The term urban design to the layperson would conjure up images of static, historical and grand Architectural landmarks that serve communities.  We think of libraries, courts, theatres, transport hubs and economic centres; of course, this is only part of a greater whole.  

Urban design goes beyond the physical geography and built environment and involves urbanites’ socio-cultural and economic aspects.  Interaction and use within these spaces significantly affect the city’s populace’s positive health, safety, and economic outcomes.

Ways to Implement Urban design in African cities:

Capacity building 

Urban structures, which include the organisation of streets, suburbs, towns, and regions, are the fundamental framework for building vital and inclusive infrastructure.  During the pandemic, cities in African cities were disproportionately affected.  Necessities like food, employment, sanitation, transportation, education, and healthcare were frequently in limited supply in communities where partial or complete lockdown was enforced.  Poor infrastructure and historical and socio-economic conditions may have contributed to these overt inequities. 

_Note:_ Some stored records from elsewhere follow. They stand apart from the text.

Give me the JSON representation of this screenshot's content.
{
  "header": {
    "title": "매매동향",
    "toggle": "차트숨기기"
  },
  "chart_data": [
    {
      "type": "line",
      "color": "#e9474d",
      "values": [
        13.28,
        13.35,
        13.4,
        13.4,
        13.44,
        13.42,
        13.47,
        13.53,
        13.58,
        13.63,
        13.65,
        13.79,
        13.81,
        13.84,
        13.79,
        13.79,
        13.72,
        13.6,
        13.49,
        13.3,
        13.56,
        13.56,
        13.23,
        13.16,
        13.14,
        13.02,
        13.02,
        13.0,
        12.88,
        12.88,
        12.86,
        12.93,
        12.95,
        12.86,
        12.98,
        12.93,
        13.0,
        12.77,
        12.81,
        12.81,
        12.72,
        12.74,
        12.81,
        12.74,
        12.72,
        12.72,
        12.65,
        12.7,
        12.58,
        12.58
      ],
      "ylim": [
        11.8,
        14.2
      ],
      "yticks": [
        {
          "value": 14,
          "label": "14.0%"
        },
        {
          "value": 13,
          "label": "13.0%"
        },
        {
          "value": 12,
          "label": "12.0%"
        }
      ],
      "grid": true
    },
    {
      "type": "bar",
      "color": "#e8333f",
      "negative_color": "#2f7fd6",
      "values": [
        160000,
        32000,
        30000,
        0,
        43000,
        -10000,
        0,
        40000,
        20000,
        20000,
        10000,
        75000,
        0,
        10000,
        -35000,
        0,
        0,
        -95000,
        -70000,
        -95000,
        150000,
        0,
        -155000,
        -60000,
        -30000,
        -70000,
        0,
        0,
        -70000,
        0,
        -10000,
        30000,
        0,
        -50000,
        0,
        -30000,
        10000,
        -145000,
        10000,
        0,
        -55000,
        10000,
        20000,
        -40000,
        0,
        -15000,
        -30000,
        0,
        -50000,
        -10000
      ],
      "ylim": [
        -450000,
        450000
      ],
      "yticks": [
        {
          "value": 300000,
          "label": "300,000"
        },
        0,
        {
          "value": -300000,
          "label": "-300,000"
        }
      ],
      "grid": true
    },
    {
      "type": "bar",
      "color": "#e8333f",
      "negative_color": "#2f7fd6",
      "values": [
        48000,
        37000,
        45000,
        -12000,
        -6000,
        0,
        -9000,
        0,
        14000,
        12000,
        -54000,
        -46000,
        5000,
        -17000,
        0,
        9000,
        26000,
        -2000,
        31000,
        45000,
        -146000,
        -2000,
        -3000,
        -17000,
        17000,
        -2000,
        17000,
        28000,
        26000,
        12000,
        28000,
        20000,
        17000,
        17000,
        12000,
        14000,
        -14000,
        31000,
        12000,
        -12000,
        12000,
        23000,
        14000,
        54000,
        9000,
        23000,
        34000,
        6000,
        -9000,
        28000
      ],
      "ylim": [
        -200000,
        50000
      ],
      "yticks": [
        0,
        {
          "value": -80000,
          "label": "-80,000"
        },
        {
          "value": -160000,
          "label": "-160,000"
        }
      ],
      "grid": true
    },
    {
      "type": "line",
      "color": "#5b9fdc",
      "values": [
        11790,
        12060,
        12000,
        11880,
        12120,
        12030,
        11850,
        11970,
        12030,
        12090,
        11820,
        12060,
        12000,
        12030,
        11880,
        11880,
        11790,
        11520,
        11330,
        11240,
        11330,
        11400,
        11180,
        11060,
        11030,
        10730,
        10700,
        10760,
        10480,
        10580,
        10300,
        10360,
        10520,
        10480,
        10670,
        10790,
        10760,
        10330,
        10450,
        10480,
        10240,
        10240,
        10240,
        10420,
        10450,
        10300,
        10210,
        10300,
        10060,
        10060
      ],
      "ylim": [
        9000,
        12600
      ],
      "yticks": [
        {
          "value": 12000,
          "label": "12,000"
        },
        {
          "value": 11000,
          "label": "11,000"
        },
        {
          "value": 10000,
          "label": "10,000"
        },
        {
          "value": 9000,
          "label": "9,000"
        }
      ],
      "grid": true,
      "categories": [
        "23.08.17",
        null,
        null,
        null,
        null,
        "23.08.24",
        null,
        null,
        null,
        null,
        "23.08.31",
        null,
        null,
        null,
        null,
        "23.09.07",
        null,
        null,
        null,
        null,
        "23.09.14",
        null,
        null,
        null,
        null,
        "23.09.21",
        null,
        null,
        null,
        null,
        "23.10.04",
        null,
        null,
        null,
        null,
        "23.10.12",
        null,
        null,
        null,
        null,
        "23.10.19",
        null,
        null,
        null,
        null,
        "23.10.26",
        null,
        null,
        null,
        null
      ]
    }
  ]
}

Therefore, the onus lies on future policymakers to build cities accessible to every citizen from the socio-economic spectrum.  The effective contemporary urban design will further allow the functional integration of economic, technological, social, and educational spaces, fertile ground for Afrocentric innovation. 

These non-material aspects of urban geography and design constitute the factors that foster production capacities as they align with the demographic needs of a city’s residents.  By providing accessible, resilient, and sustainable infrastructure to meet these needs, communities can mobilise socio-economic and socio-cultural assets in their development.

Green Energy

With the fallout of Covid-19 exacerbating city living conditions, the need for green and renewable energy has never been more evident.  Green energy sources have the potential to drive down energy costs as well as the related, indirect systemic costs.  This could mean affordable housing, sanitation, healthcare, transport, education, greater food security, and public safety. 

Moreover, “Green Energy” also goes beyond energy production; it involves employing materials and processes that build cities that modulate energy consumption and diversify their energy sources.  

The importance of mitigating extreme energy consumption becomes evident when we consider that approximately 70 per cent of global energy needs are found in cities.  This need, in turn, feeds the cycle of production and emissions, which are economically, socially, and ecologically unsustainable.

African cities and Urban Design

If Africa is to take its place among the leading global nations, our urban spaces, both in design and use, must resemble urban areas that fit a modern and technologically integrated African city.  A strategy to ensure this is to guarantee that our cities are “walkable”.  

“Walkability” goes beyond the ability of pedestrians solely traversing the city but looks at the accessibility of significant services and goods being available on foot within minutes.  By expanding sidewalks and decreasing lanes, city planners can start to focus on the citizens, decrease pollution, and increase activity and health. 

Additionally, planners must include dynamic areas that result in adaptable and multifunctional spaces.  This will help answer the need for space where incremental urbanisation occurs.  It will also ensure that people can afford to stay in economic hubs by allowing them to use a single room for work, home and play.


Urban design could be a great boon to Afrocentric development; not only is it built on the ideology of diversity and inclusion, but it can also consider the needs of the urbanites and design future spaces and places that reflect an authentic African answer.